The Floor

. Two squares were excavated where the pottery cluster and the stones occurred. The earthen floor was found only in the northeastern part of the northwestern square. Along the southwestern border of the floor small grains of crumbling charcoal were discerned in the soil amongst the potsherds and below them. The small and sparse amount of charcoal precluded Radiocarbon dating or its botanical identification. The soil with charcoal grains superposed a natural straight bedrock surface that was overlaid with potsherds, similar to those above the floor.

 

The Western Pit

. A plastered bell-shaped pit (L3; width at bottom 5.2 m, preserved height 4.3 m) was discovered c. 15 m southwest of the excavation squares. It was damaged and only its northern half was partially preserved. The walls of the pit were built of medium-sized, carelessly dressed stones, bound with gray-white plaster (c. 4 cm thick), which was also applied to its bottom.

 

The Southern Pit

. The remains of another pit (L6; max. preserved height 1.6 m) were discovered c. 26 m southeast of Pit 3. The bottom of Pit 6 was a straight bedrock surface, plastered with a pale yellow chalky material (2 cm thick).
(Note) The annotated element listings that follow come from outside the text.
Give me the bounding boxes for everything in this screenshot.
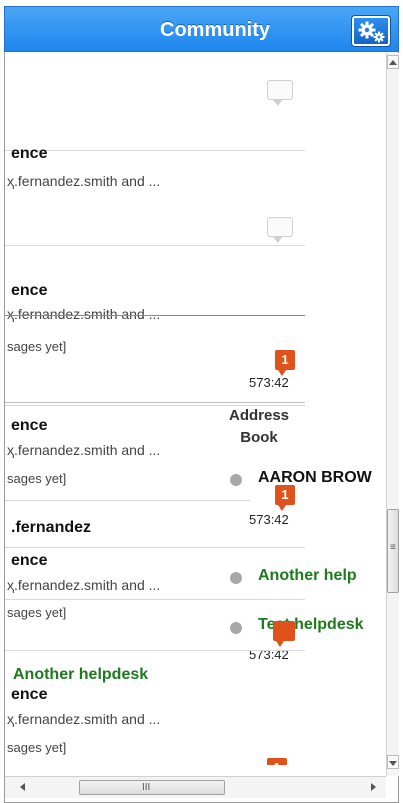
contact-name: Another help: [258, 567, 357, 584]
conversation-participants: ҳ.fernandez.smith and ...: [7, 306, 161, 322]
divider: [5, 500, 250, 501]
horizontal-scrollbar[interactable]: III: [5, 776, 386, 798]
conversation-title: ence: [11, 686, 48, 703]
divider: [5, 599, 305, 600]
settings-button[interactable]: [352, 16, 390, 46]
scroll-left-button[interactable]: [15, 779, 31, 795]
address-book-title: Address Book: [228, 407, 290, 446]
scroll-up-button[interactable]: [387, 55, 399, 69]
conversation-participants: ҳ.fernandez.smith and ...: [7, 173, 161, 189]
conversation-last-message: sages yet]: [7, 605, 67, 620]
gears-icon: [358, 21, 385, 43]
scroll-thumb[interactable]: ≡: [387, 509, 399, 593]
conversation-time: 573:42: [249, 375, 289, 390]
arrow-left-icon: [20, 783, 25, 791]
arrow-right-icon: [371, 783, 376, 791]
unread-badge: [273, 621, 295, 647]
divider: [5, 245, 305, 246]
chat-bubble-icon[interactable]: [267, 80, 293, 106]
conversation-title: ence: [11, 145, 48, 162]
conversation-last-message: sages yet]: [7, 740, 67, 755]
conversation-time: 573:42: [249, 512, 289, 527]
conversation-group-name: Another helpdesk: [13, 666, 149, 683]
unread-badge: 1: [275, 350, 295, 376]
conversation-last-message: sages yet]: [7, 339, 67, 354]
scroll-down-button[interactable]: [387, 755, 399, 769]
conversation-title: .fernandez: [11, 519, 92, 536]
conversation-title: ence: [11, 552, 48, 569]
app-header: Community: [4, 6, 399, 52]
divider: [5, 402, 305, 403]
scroll-right-button[interactable]: [365, 779, 381, 795]
conversation-participants: ҳ.fernandez.smith and ...: [7, 711, 161, 727]
conversation-participants: ҳ.fernandez.smith and ...: [7, 577, 161, 593]
conversation-list: ence ҳ.fernandez.smith and ... ence ҳ.fe…: [5, 53, 386, 765]
unread-badge: 1: [275, 485, 295, 511]
chat-bubble-icon[interactable]: [267, 217, 293, 243]
conversation-participants: ҳ.fernandez.smith and ...: [7, 442, 161, 458]
conversation-title: ence: [11, 282, 48, 299]
divider: [5, 150, 305, 151]
conversation-last-message: sages yet]: [7, 471, 67, 486]
conversation-title: ence: [11, 417, 48, 434]
arrow-down-icon: [389, 761, 397, 766]
arrow-up-icon: [389, 60, 397, 65]
page-title: Community: [160, 19, 270, 41]
vertical-scrollbar[interactable]: ≡: [386, 53, 399, 776]
divider: [5, 650, 305, 651]
scroll-thumb[interactable]: III: [79, 780, 225, 795]
unread-badge: 1: [267, 758, 287, 765]
divider: [5, 315, 305, 316]
status-dot: [230, 474, 242, 486]
status-dot: [230, 622, 242, 634]
status-dot: [230, 572, 242, 584]
divider: [5, 547, 305, 548]
contact-name: AARON BROW: [258, 469, 372, 486]
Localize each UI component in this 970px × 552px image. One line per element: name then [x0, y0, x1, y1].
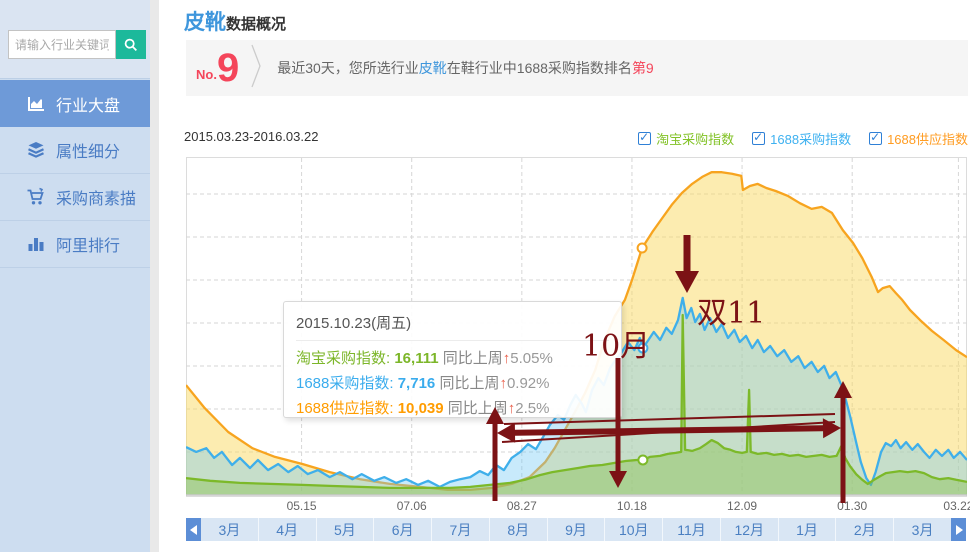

Most of the pit was damaged and its walls were preserved only in the east and south. It was impossible to reconstruct its diameter; however, based on the incline of the walls it seems to have been also bell-shaped and built in a similar manner as Pit 3.

 

The Ceramic Finds

. The pottery assemblages from the pits and the floor are homogenous. The vessels are produced of local marl clay from the Moza Formation, which has a pink-orange hue and is mixed with small and medium-sized white temper. The fragments include bowls (Fig. 3:1–6), mortaria (Fig. 3:8, 9), kraters (Fig. 3:7, 10, 11), cooking pots (Fig. 3:12, 13) and jars (Fig. 3:14–17). The assemblage is similar to that from the Holyland site (‘Atiqot 40:7–11, Figs. 6–10; 17–19, Figs. 15, 16) and it dates to the sixth–fifth centuries BCE.

 

The Coins

. A YHD coin dated to the years 270–247 BCE (IAA No. 95639; Fig. 4; ‘Atiqot 41, II:288, Table 3) was found with jar body fragments on Floor 4.